Determining Value Proposition
Crafting a Digital Marketing Plan
Creating a Value Proposition
If you want to convince consumers to buy your product, you need to give them a compelling reason to purchase your brand instead of a competing brand. This argument to persuade the consumer is your brand's value proposition.
For example, when Amazon was launched, it offered three benefits to consumers. First, it provided the convenience of shopping from the comfort of your home without the need to go to a store. Second, Amazon offered a much larger variety of products because it did not have the space constraints of a physical store. And third, Amazon offered lower prices because it did not incur the fixed cost of maintaining a physical store. These benefits of Amazon evolved over time. And today you might choose Amazon for customer reviews or fast shipping, which are now part of their value proposition.
In general, you need to carefully think of two or three key benefits you can credibly offer your consumers that differentiate you from your competition. These benefits could be functional features, such as longer-lasting battery for a smartphone, or they could be more lifestyle or image-related. For example, you might not buy a BMW only for its functional benefits but also for the image that you want to project by driving that car.
Value proposition determines how consumers think of your brand compared to the competition. It is your brand's position in the minds of consumers. It can be easy to focus on the product features. But remember, brand is about the value you provide to consumers. This goes beyond the features of your product and focuses more on how your product solves their problems and meets their needs.

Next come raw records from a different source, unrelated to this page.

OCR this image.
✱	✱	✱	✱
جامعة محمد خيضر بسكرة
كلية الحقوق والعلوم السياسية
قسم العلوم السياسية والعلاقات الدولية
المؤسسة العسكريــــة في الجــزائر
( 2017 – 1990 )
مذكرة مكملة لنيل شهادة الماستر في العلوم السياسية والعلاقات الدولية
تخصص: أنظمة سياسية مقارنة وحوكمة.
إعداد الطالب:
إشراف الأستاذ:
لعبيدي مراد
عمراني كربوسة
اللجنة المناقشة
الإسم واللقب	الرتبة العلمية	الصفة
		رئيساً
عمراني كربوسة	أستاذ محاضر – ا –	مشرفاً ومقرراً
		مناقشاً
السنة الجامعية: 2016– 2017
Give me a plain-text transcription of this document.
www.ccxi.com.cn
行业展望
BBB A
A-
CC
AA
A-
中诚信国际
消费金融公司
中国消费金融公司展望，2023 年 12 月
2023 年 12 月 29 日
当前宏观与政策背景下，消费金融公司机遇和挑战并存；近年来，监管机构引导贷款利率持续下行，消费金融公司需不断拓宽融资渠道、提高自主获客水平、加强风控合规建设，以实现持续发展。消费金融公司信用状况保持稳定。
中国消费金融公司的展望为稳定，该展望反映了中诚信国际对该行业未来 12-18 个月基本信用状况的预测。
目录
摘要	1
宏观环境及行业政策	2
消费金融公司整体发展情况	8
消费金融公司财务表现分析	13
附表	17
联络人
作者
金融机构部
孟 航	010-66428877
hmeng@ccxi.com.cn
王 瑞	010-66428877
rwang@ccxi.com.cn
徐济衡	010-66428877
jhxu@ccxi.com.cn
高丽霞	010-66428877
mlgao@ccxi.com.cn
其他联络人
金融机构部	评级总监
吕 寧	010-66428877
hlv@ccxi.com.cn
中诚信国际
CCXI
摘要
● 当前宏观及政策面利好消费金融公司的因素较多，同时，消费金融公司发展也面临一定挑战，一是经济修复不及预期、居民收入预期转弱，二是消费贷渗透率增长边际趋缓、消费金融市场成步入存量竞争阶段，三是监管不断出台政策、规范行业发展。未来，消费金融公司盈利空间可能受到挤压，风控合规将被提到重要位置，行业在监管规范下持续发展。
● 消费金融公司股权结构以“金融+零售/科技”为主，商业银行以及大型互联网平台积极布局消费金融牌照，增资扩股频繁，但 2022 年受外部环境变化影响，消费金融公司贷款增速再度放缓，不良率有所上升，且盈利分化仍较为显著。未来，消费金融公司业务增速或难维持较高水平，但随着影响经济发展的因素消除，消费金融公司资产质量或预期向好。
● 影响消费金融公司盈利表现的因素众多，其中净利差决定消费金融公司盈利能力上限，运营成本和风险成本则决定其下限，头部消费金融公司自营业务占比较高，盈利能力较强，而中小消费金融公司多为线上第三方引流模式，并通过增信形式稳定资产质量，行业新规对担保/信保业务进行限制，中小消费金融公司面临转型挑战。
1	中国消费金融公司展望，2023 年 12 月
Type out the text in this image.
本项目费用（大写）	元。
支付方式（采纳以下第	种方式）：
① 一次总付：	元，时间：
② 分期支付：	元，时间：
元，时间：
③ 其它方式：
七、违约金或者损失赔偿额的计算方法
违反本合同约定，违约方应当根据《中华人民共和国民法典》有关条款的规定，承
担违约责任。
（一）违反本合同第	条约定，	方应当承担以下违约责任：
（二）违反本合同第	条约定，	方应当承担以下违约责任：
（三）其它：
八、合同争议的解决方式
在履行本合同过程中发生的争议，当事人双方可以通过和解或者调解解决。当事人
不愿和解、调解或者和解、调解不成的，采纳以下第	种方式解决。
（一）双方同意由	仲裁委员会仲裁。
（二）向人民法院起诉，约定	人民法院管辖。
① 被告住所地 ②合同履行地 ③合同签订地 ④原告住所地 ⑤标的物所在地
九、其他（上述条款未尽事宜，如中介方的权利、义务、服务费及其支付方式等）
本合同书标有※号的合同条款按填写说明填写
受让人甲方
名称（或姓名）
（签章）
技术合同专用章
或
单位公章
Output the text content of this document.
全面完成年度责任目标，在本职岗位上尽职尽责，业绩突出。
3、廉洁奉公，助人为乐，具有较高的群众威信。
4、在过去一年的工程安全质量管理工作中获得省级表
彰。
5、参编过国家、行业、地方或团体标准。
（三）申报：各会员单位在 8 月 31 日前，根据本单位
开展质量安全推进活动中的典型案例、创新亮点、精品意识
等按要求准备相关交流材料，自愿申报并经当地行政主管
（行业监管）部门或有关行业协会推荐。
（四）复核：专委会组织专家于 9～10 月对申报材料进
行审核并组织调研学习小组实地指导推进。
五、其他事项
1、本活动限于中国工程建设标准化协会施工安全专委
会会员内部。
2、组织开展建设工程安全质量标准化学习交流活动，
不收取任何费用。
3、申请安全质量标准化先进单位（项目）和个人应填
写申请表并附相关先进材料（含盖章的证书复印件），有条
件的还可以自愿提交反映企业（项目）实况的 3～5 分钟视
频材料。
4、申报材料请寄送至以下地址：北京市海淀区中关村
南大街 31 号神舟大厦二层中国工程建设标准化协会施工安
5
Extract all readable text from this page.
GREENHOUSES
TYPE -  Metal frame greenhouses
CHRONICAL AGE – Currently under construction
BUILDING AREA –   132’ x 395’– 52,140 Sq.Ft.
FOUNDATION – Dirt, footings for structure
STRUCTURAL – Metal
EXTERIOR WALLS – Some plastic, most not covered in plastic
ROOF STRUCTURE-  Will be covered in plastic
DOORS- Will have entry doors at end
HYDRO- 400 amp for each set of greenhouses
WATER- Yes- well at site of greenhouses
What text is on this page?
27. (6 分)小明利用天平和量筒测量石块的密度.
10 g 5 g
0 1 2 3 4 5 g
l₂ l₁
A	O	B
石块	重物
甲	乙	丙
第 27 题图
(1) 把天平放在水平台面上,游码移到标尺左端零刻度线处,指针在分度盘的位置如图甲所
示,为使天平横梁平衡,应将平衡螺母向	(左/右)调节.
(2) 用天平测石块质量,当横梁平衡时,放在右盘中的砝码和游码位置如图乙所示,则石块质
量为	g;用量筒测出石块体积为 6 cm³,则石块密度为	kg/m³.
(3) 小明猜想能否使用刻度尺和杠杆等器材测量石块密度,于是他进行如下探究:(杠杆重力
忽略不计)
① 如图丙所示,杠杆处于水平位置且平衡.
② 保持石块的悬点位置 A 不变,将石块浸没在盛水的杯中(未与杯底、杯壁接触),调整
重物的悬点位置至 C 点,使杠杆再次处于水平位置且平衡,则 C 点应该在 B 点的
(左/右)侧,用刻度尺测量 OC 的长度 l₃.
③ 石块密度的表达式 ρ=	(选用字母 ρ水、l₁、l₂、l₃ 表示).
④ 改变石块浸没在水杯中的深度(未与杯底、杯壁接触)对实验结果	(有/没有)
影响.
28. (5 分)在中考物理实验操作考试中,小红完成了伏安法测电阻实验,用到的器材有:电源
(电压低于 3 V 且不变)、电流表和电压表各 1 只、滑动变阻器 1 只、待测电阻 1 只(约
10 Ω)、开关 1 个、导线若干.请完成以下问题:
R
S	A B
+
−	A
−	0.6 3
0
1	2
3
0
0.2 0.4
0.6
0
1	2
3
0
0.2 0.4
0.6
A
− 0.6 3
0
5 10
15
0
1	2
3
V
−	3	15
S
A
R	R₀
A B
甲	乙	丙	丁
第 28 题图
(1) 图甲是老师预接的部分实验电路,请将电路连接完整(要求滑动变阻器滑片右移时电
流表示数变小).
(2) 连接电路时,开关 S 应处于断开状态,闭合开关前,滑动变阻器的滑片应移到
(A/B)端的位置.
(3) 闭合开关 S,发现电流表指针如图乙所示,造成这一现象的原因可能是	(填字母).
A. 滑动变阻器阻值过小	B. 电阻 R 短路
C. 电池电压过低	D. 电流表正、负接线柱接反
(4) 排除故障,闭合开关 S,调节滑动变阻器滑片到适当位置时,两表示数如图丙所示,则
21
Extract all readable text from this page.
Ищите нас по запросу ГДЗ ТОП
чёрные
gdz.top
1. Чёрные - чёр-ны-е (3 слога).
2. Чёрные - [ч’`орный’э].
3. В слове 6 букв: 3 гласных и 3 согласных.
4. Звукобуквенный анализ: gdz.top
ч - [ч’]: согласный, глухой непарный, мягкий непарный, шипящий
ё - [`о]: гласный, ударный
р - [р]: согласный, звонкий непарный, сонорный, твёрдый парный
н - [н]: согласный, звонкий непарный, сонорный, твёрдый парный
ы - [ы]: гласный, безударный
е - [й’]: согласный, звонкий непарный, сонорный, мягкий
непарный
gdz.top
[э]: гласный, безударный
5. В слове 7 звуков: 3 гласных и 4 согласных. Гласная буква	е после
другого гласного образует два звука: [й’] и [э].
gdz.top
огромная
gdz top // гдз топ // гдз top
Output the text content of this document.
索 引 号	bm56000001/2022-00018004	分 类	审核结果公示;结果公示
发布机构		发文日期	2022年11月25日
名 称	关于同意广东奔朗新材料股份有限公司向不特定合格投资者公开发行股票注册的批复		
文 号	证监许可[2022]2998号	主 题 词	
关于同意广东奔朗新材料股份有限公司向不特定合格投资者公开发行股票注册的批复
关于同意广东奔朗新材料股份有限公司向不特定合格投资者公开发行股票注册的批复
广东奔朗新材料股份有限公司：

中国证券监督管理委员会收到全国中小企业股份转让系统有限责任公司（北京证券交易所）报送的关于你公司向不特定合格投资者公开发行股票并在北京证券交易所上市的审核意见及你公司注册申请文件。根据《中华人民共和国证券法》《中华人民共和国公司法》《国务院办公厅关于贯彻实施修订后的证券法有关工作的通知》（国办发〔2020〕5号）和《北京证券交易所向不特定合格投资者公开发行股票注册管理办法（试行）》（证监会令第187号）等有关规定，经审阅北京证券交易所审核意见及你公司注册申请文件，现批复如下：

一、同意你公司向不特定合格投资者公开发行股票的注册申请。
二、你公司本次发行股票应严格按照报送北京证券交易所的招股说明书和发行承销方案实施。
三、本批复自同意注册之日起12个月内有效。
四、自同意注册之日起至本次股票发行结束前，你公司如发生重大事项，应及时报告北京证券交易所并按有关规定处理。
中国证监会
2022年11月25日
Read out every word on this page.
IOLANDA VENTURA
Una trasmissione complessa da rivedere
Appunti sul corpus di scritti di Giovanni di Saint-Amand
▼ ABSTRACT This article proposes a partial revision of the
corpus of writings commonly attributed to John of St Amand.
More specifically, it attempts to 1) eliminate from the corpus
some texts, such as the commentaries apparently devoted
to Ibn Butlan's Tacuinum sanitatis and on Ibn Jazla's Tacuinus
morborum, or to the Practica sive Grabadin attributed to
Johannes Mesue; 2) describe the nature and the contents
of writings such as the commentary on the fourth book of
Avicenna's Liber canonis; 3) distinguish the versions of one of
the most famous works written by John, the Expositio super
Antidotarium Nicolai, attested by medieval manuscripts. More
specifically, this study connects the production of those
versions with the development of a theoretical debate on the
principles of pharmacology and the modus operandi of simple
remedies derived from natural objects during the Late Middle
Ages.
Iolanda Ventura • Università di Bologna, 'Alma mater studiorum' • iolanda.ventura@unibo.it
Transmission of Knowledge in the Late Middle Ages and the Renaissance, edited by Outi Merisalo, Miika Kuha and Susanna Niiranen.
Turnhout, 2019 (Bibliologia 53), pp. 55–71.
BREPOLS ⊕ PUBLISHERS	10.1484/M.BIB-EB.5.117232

One simple framework to clearly articulate your value proposition is to write a positioning statement. This statement consists of four essential components. First, you must define your target audience whose needs you aim to serve, a topic we discussed earlier. Second, you need to articulate the unique value you provide to consumers. This value could be lower price, better quality, convenience of shopping, or intangible values such as image. These unique values form the basis for the message of your ad campaigns.
Third, you define the competitive set for your brand. This helps consumers establish a frame of reference for their purchase decisions. For example, should OOFOS consider other recovery shoe brands as their competition or all shoes? Ideally, this choice is driven by what alternatives consumers may be considering in addition to your brand.
Finally, the fourth component provides consumers reason to believe your brand's claims. Supporting evidence can come from patented technology, celebrity endorsements, or independent seals of approval.
Brand positioning statements often take this format:
For [target market], [Brand X] is the only brand that offers [unique value claim] among all [competitive set] because [reason to believe].
OOFOS is working to determine what it will emphasize when communicating its value to consumers. Lou Panaccione starts by describing OOFOS’s mission and how that mission plays into defining the brand’s value proposition.
Lou Panaccione: Our mission as a company is to make people feel better. Comfort is probably the most common word that people really gravitate to and understand. When they're experiencing footwear, to some level it's comfort, but I feel we go beyond comfort, because we're offering a way to make people feel better that they can't get with other comfort footwear type products.
Plantar fasciitis, I'll just pick that one as an example, because that's a very common ailment, unfortunately, among a lot of people. Plantar fasciitis, we're told from our customers, people can't get relief from plantar fasciitis with anything other than OOFOS. It's an ailment that it's difficult to get rid of it if anyone's had it. They step on a hard surface, you get out of bed in the morning and your foot's in pain.
Our foam technology with the way the footbed is designed is giving people more relief than anything else. Our value proposition is to make people feel better.
With a purpose to “make people feel better,” OOFOS needs to further define how it will position its brand. Recovery has been a key part of how it defined itself since the beginning of the company, when it put its shoes on the feet of Boston Marathon runners. This audience provided them with initial momentum.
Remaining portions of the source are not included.